踵を大きく鳴らして早足に歩いていた女性のポケットから、丸められたティッシュペーパーが落ちた。気に止められることもなく、それは人々の足に流されて、やがてどこかに行ってしまった。
ふと、二年前に殺された盟友の、苦しげに歪められた顔が脳裏に浮かぶ。
『君を助けてくれないほかの人間たちのために、死んでくれ、なんて言えるはずがないじゃないか』
そう言った彼は次の日に冷たくなった。
守ろうとした子どもに、殺された。
そして今も、その子どもは人を殺し続けている。誰かの未来を奪いながら生きている。
それは現代においては、許されざる生き方だ。たとえその子どもが、他を殺すことでしか生きられなかったとしても。
「……最大多数の最大幸福」
いつの間にか、ナガラの横にカズヒロが立っていた。その口から漏れたのは、イギリス功利主義道徳の基本原理であり、世界各地の拠点から異能集団として世界の安寧を目指す、ギルドの基本方針だ。
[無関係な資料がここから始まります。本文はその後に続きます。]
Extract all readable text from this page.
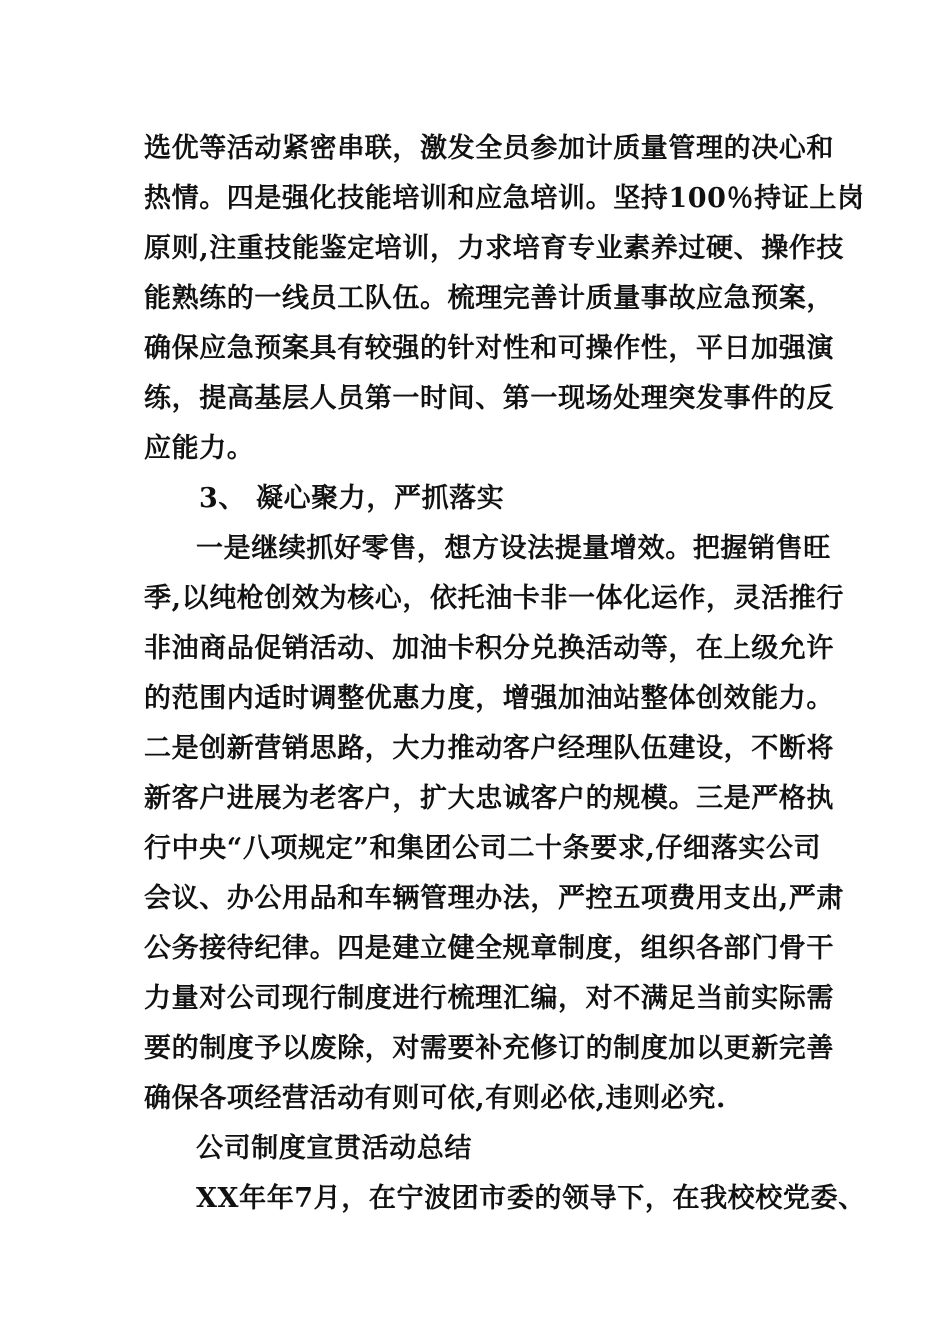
选优等活动紧密串联，激发全员参加计质量管理的决心和
热情。四是强化技能培训和应急培训。坚持100％持证上岗
原则,注重技能鉴定培训，力求培育专业素养过硬、操作技
能熟练的一线员工队伍。梳理完善计质量事故应急预案，
确保应急预案具有较强的针对性和可操作性，平日加强演
练，提高基层人员第一时间、第一现场处理突发事件的反
应能力。
3、 凝心聚力，严抓落实
一是继续抓好零售，想方设法提量增效。把握销售旺
季,以纯枪创效为核心，依托油卡非一体化运作，灵活推行
非油商品促销活动、加油卡积分兑换活动等，在上级允许
的范围内适时调整优惠力度，增强加油站整体创效能力。
二是创新营销思路，大力推动客户经理队伍建设，不断将
新客户进展为老客户，扩大忠诚客户的规模。三是严格执
行中央“八项规定”和集团公司二十条要求,仔细落实公司
会议、办公用品和车辆管理办法，严控五项费用支出,严肃
公务接待纪律。四是建立健全规章制度，组织各部门骨干
力量对公司现行制度进行梳理汇编，对不满足当前实际需
要的制度予以废除，对需要补充修订的制度加以更新完善
确保各项经营活动有则可依,有则必依,违则必究.
公司制度宣贯活动总结
XX年年7月，在宁波团市委的领导下，在我校校党委、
「俺たちは『多くの人』のためにある。だけど『全員』のためじゃない。世界の多数にとっての幸福を、幸福と感じない人間もいる」
「わぁーってるよ」とナガラが眉を寄せ、無雑作に自らの後頭部をかき回した。薄い茶の髪が日に透けてキラキラと輝いた。
「だから、アイツは外に出しちゃおけねぇんだ。他人の幸せを奪うやつは、残念だが贄になってもらうしかねぇ」
「まあ、仮に何もしていなかったとしても、万年筆の使用者だけは野放しにはできないんだけどね。あまりにも、危険すぎる」
カズヒロの言葉にナガラは頷くだけだった。
誰もが幸せな世界など、あり得ない。
誰かを幸せにするためには、必ず誰かを、何かを、犠牲にしなくてはならない。
――それが自分の心を、壊れてしまいそうなほどに痛めたとしても。
「帰ろう、ナガラ」
言われて彼は頷いた。
磨き抜かれた上等の革靴がコンクリートを打ってカツリ、と音を鳴らした。
砂色の外套が一度、ひらめく。
「……悪いな。ひとりが寂しいことは、同じ異能力者が一番よくわかってるのに」
その昔、真っ白な部屋の中で涙を流しながら「孤独」に壊れていった男の顔がナガラの心の奥にへばりついたまま、消えない。